Having a stroke hasn’t just made me a stronger person mentally, it’s made me more cautious and has unclouded my responsive system. Whether this is a good thing or a bad thing is another topic to discuss but it really does frighten me when I hear of other women on the pill being taken ill with similar – and sometimes worse – symptoms to those I had; it makes my stomach instinctively sink. Not to say it is going to end up the same and is probably something entirely out of the range of synthetic hormones interfering with your health but as someone who’s suffered the wrath of this sometimes deadly drug, it’s my duty to inform, to advise, and to forewarn. I don’t want to see this happen to anybody else. I want to prevent anybody else’s life being ruined in the way mine was so prematurely.

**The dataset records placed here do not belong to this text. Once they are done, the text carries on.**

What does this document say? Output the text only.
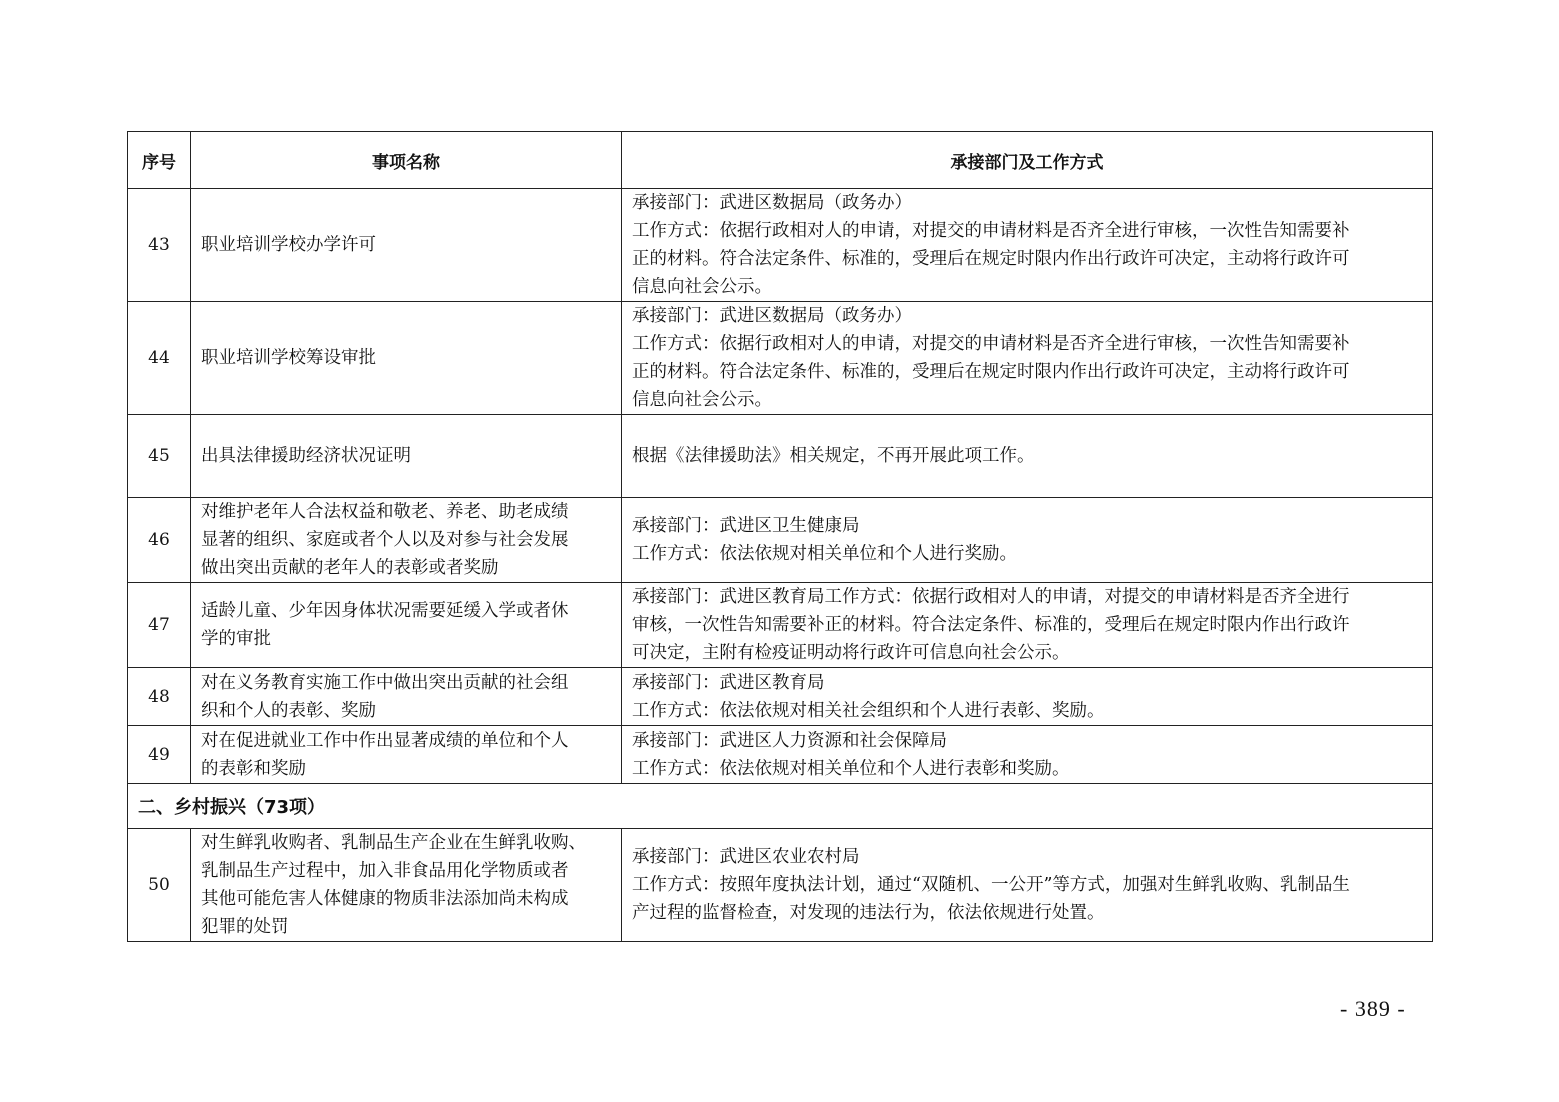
序号	事项名称	承接部门及工作方式
43	职业培训学校办学许可	承接部门：武进区数据局（政务办）
工作方式：依据行政相对人的申请，对提交的申请材料是否齐全进行审核，一次性告知需要补
正的材料。符合法定条件、标准的，受理后在规定时限内作出行政许可决定，主动将行政许可
信息向社会公示。

44	职业培训学校筹设审批	承接部门：武进区数据局（政务办）
工作方式：依据行政相对人的申请，对提交的申请材料是否齐全进行审核，一次性告知需要补
正的材料。符合法定条件、标准的，受理后在规定时限内作出行政许可决定，主动将行政许可
信息向社会公示。

45	出具法律援助经济状况证明	根据《法律援助法》相关规定，不再开展此项工作。

46	对维护老年人合法权益和敬老、养老、助老成绩
显著的组织、家庭或者个人以及对参与社会发展
做出突出贡献的老年人的表彰或者奖励	承接部门：武进区卫生健康局
工作方式：依法依规对相关单位和个人进行奖励。

47	适龄儿童、少年因身体状况需要延缓入学或者休
学的审批	承接部门：武进区教育局工作方式：依据行政相对人的申请，对提交的申请材料是否齐全进行
审核，一次性告知需要补正的材料。符合法定条件、标准的，受理后在规定时限内作出行政许
可决定，主附有检疫证明动将行政许可信息向社会公示。

48	对在义务教育实施工作中做出突出贡献的社会组
织和个人的表彰、奖励	承接部门：武进区教育局
工作方式：依法依规对相关社会组织和个人进行表彰、奖励。

49	对在促进就业工作中作出显著成绩的单位和个人
的表彰和奖励	承接部门：武进区人力资源和社会保障局
工作方式：依法依规对相关单位和个人进行表彰和奖励。

二、乡村振兴（73项）		
50	对生鲜乳收购者、乳制品生产企业在生鲜乳收购、
乳制品生产过程中，加入非食品用化学物质或者
其他可能危害人体健康的物质非法添加尚未构成
犯罪的处罚	承接部门：武进区农业农村局
工作方式：按照年度执法计划，通过“双随机、一公开”等方式，加强对生鲜乳收购、乳制品生
产过程的监督检查，对发现的违法行为，依法依规进行处置。
- 389 -
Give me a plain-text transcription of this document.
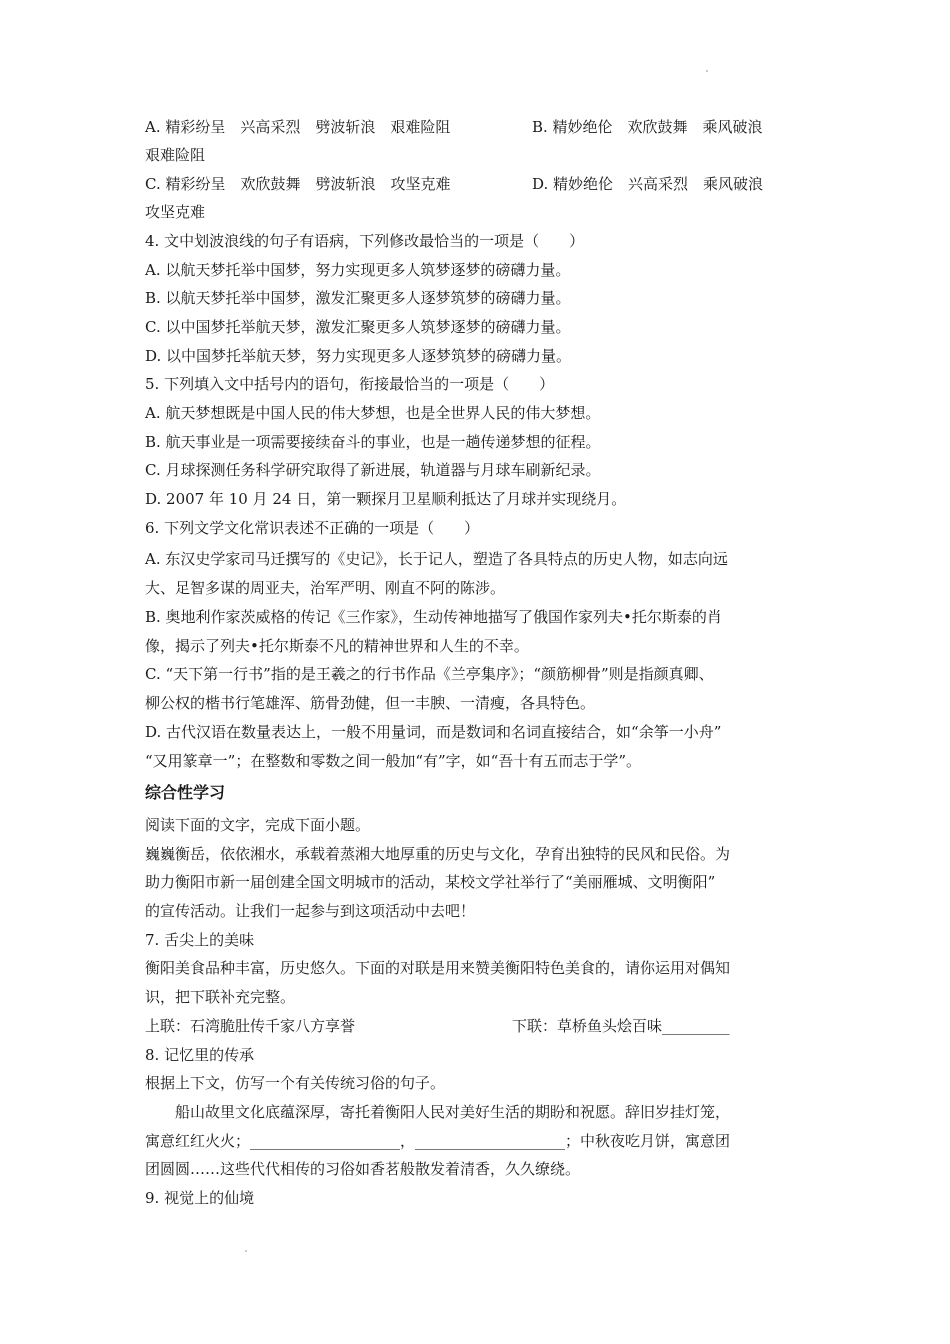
A. 精彩纷呈　兴高采烈　劈波斩浪　艰难险阻	B. 精妙绝伦　欢欣鼓舞　乘风破浪
艰难险阻
C. 精彩纷呈　欢欣鼓舞　劈波斩浪　攻坚克难	D. 精妙绝伦　兴高采烈　乘风破浪
攻坚克难
4. 文中划波浪线的句子有语病，下列修改最恰当的一项是（　　）
A. 以航天梦托举中国梦，努力实现更多人筑梦逐梦的磅礴力量。
B. 以航天梦托举中国梦，激发汇聚更多人逐梦筑梦的磅礴力量。
C. 以中国梦托举航天梦，激发汇聚更多人筑梦逐梦的磅礴力量。
D. 以中国梦托举航天梦，努力实现更多人逐梦筑梦的磅礴力量。
5. 下列填入文中括号内的语句，衔接最恰当的一项是（　　）
A. 航天梦想既是中国人民的伟大梦想，也是全世界人民的伟大梦想。
B. 航天事业是一项需要接续奋斗的事业，也是一趟传递梦想的征程。
C. 月球探测任务科学研究取得了新进展，轨道器与月球车刷新纪录。
D. 2007 年 10 月 24 日，第一颗探月卫星顺利抵达了月球并实现绕月。
6. 下列文学文化常识表述不正确的一项是（　　）
A. 东汉史学家司马迁撰写的《史记》，长于记人，塑造了各具特点的历史人物，如志向远
大、足智多谋的周亚夫，治军严明、刚直不阿的陈涉。
B. 奥地利作家茨威格的传记《三作家》，生动传神地描写了俄国作家列夫•托尔斯泰的肖
像，揭示了列夫•托尔斯泰不凡的精神世界和人生的不幸。
C. “天下第一行书”指的是王羲之的行书作品《兰亭集序》；“颜筋柳骨”则是指颜真卿、
柳公权的楷书行笔雄浑、筋骨劲健，但一丰腴、一清瘦，各具特色。
D. 古代汉语在数量表达上，一般不用量词，而是数词和名词直接结合，如“余筝一小舟”
“又用篆章一”；在整数和零数之间一般加“有”字，如“吾十有五而志于学”。
综合性学习
阅读下面的文字，完成下面小题。
巍巍衡岳，依依湘水，承载着蒸湘大地厚重的历史与文化，孕育出独特的民风和民俗。为
助力衡阳市新一届创建全国文明城市的活动，某校文学社举行了“美丽雁城、文明衡阳”
的宣传活动。让我们一起参与到这项活动中去吧！
7. 舌尖上的美味
衡阳美食品种丰富，历史悠久。下面的对联是用来赞美衡阳特色美食的，请你运用对偶知
识，把下联补充完整。
上联：石湾脆肚传千家八方享誉	下联：草桥鱼头烩百味_________
8. 记忆里的传承
根据上下文，仿写一个有关传统习俗的句子。
　　船山故里文化底蕴深厚，寄托着衡阳人民对美好生活的期盼和祝愿。辞旧岁挂灯笼，
寓意红红火火；____________________，____________________；中秋夜吃月饼，寓意团
团圆圆……这些代代相传的习俗如香茗般散发着清香，久久缭绕。
9. 视觉上的仙境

I hope I haven’t offended anyone whilst lifting the weight from my chest, I just really felt this was necessary as the next step in my stroke storytelling and hopefully you can see where I’m coming from. I never want to reprimand in my discourse, I just want to spread the word in a vigilant manner. I also want to thank those still sticking around for my lazy intermittent stance in the blog world. It was my blog’s fourth birthday on Sunday and that for me is surreal. Without every like, retweet, comment, email, community spirit, and encouragement, I doubt I’d be still here so THANK YOU. I promise to celebrate with a little something to give back as soon as I get my head and my priorities in the right place.